Costco plans in progress PDF Print E-mail
Written by ALEX ASPACHER Sentinel Staff Writer   
Tuesday, 08 October 2013 09:35
File photo. A property for sale at the corner of Eckel Road and Route 25 in Perrysburg, Ohio. The property is a potential location for Costco. (Photo: Enoch Wu/Sentinel-Tribune)
PERRYSBURG - Plans for retailer Costco to build a Wood County location are still in development as the company attempts to have a site plan ready by next week.
No plan has yet been submitted as Costco eyes a members-only wholesale store at the southeast corner of Ohio 25 and Eckel Junction Road on a lot formerly used as a horse farm. Preliminary plans call for a 148,000-square-foot facility with a gas station and 732 parking spots.

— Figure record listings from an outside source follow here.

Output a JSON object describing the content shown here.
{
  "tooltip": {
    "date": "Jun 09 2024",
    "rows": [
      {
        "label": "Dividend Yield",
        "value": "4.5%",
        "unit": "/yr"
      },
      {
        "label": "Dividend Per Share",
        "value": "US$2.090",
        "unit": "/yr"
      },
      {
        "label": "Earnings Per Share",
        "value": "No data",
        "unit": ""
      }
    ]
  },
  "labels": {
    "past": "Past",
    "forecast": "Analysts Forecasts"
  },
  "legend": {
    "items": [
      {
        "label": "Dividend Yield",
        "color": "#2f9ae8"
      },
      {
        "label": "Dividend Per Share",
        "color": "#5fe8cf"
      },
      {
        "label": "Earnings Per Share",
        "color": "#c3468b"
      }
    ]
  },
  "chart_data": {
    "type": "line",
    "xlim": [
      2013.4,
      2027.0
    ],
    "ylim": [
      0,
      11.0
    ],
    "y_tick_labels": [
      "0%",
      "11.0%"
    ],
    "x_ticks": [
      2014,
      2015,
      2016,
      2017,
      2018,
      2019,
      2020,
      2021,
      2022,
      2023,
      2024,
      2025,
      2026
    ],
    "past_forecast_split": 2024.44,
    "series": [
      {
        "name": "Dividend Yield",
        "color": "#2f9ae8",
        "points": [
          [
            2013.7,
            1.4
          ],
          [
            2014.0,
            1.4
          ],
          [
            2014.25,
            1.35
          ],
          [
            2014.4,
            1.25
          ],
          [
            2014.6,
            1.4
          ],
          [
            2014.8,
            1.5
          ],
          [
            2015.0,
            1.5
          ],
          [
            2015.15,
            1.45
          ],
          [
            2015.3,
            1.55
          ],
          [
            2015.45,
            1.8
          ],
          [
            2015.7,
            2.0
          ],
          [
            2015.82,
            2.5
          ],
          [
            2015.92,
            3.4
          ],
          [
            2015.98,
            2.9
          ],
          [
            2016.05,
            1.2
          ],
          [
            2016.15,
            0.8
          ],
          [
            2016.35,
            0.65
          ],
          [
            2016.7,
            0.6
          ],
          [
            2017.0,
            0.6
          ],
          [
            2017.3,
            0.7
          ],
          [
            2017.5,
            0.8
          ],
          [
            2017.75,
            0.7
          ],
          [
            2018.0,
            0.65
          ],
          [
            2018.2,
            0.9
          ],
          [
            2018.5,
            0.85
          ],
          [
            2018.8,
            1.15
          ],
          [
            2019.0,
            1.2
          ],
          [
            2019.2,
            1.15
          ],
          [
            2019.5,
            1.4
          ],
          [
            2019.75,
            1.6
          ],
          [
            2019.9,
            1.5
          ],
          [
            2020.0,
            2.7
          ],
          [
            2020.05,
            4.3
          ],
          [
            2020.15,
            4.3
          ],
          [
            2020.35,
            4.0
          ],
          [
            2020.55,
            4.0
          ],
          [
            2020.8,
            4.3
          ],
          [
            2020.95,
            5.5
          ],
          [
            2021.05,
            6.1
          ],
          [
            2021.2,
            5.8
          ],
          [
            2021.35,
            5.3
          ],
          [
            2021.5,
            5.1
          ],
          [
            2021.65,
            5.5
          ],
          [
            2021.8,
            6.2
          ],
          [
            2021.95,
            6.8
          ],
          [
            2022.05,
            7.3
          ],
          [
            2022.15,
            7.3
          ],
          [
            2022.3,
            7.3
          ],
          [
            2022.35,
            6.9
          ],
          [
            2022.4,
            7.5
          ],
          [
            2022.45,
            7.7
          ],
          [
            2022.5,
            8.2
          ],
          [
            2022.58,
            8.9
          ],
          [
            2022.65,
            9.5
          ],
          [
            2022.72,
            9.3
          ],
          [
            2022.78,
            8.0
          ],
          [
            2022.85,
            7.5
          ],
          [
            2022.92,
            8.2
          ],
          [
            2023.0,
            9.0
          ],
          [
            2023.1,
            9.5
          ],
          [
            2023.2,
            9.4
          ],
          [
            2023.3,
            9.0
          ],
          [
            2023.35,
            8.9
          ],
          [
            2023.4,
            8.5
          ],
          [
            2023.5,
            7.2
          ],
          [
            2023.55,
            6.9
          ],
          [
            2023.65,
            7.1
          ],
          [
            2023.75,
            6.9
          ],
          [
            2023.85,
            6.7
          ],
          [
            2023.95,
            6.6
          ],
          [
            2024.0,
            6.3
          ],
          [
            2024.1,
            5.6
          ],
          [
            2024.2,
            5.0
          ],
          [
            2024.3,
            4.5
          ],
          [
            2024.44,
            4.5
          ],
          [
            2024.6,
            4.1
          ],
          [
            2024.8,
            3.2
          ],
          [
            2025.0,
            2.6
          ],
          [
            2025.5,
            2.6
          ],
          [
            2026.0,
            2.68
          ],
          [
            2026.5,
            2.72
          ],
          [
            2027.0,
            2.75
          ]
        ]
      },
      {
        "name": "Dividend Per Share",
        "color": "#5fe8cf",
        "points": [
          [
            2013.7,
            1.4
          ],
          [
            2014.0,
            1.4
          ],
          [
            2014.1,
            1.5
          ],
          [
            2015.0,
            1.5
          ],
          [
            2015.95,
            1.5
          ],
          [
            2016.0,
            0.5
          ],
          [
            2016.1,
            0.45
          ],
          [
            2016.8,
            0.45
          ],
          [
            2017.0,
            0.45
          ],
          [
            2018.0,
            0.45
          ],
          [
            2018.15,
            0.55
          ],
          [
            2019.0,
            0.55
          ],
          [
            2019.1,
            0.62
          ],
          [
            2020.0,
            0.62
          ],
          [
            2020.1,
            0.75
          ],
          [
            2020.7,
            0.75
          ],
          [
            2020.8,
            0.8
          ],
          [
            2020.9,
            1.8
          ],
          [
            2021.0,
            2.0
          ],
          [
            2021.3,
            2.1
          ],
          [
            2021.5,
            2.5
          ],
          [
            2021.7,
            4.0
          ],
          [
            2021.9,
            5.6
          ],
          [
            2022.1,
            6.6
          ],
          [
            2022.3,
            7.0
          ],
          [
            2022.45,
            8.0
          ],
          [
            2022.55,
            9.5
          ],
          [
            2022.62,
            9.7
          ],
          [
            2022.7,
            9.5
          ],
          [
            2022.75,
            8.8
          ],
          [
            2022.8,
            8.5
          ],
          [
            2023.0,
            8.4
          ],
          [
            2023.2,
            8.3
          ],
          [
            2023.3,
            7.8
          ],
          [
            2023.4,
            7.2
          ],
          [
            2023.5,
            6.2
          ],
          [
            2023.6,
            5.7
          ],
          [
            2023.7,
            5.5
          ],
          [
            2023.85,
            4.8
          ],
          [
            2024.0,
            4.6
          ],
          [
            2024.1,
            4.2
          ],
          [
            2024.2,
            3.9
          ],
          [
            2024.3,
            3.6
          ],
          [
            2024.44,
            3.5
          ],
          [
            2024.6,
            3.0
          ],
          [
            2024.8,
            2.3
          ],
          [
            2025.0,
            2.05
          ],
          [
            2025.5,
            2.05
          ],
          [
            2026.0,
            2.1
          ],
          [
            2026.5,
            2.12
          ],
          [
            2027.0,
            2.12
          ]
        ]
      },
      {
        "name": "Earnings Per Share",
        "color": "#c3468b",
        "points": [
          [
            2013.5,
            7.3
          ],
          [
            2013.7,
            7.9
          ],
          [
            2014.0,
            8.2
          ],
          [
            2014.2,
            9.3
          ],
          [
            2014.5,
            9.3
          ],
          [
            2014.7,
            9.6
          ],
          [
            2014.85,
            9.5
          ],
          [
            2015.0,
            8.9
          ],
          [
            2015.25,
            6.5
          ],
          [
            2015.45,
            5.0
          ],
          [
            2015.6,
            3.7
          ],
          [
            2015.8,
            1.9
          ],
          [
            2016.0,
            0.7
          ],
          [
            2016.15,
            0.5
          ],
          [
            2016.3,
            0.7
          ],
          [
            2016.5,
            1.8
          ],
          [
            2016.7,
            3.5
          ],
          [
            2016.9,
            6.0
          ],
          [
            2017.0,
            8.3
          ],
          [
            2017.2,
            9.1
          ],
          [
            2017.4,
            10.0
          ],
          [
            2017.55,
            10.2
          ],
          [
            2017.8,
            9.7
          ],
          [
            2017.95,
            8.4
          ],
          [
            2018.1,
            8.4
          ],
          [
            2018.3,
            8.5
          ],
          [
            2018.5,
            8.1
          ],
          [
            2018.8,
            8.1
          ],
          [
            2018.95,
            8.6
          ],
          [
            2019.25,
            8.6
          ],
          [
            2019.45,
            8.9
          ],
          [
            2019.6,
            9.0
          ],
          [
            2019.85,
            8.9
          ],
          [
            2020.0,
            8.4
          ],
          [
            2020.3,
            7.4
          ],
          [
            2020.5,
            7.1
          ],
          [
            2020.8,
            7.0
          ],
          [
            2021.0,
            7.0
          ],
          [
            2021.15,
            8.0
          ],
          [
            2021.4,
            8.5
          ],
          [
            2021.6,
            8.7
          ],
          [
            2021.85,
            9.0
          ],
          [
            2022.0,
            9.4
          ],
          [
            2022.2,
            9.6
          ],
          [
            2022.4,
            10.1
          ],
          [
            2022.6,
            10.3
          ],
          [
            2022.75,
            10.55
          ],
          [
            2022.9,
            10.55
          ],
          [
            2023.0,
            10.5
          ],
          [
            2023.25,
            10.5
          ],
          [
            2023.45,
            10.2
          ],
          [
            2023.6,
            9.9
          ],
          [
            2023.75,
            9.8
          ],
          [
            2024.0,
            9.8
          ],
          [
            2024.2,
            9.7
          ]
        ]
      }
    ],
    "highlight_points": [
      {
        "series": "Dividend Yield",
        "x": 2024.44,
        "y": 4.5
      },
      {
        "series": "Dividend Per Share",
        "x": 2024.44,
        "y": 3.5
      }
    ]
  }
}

A plan would need to be submitted by Oct. 15 for consideration by Planning Commission in November, but missing that deadline would just push the review back a month.
City officials insist they're not at odds with retailer Costco over suggested changes to the plan, nor are they attempting to woo the company by developing the intersection.
Administrator Bridgette Kabat said roadway improvements to the intersection where the store would be located, estimated at $2.1 million, have been developed over the last year, not in response to Costco showing interest.
Kabat and Brody Walters, planning and zoning administrator, said they wanted to expand the area to maximize traffic capacity and prepare for an ideal scenario where all properties are fully developed, well before Costco entered the picture as a possible resident.
"We had plans to improve that intersection long before we got wind of Costco coming," Walters said.
Kabat said the company did request an additional left-turn lane be installed for westbound traffic on Eckel Junction turning south onto Ohio 25. But the city is not paying for it, as Costco is expected to contribute about $500,000 for the full cost of project. A traffic study will determine how much it should pay toward other improvements, she said.
Walters said he's exchanged notes with the company as it develops designs, but that those were suggestions rather than any requirements from the city.
The plans have shifted between a building at an angle and one that faces Ohio 25, and Walters suggested minor changes such as a more direct sidewalk to the front door, positioning of the gas station, landscaping and other elements - all items that will be reviewed in detail before any approval of a final site plan.
"They know the things they want to be on the property. Now they're playing a theoretical game of Tetris to make sure everything fits," he said.
Walters suggested that while some are concerned the store will pack an already busy intersection, road improvements and a potential state project to redesign the nearby I-475/U.S. 23 interchange might actually make traffic move more smoothly.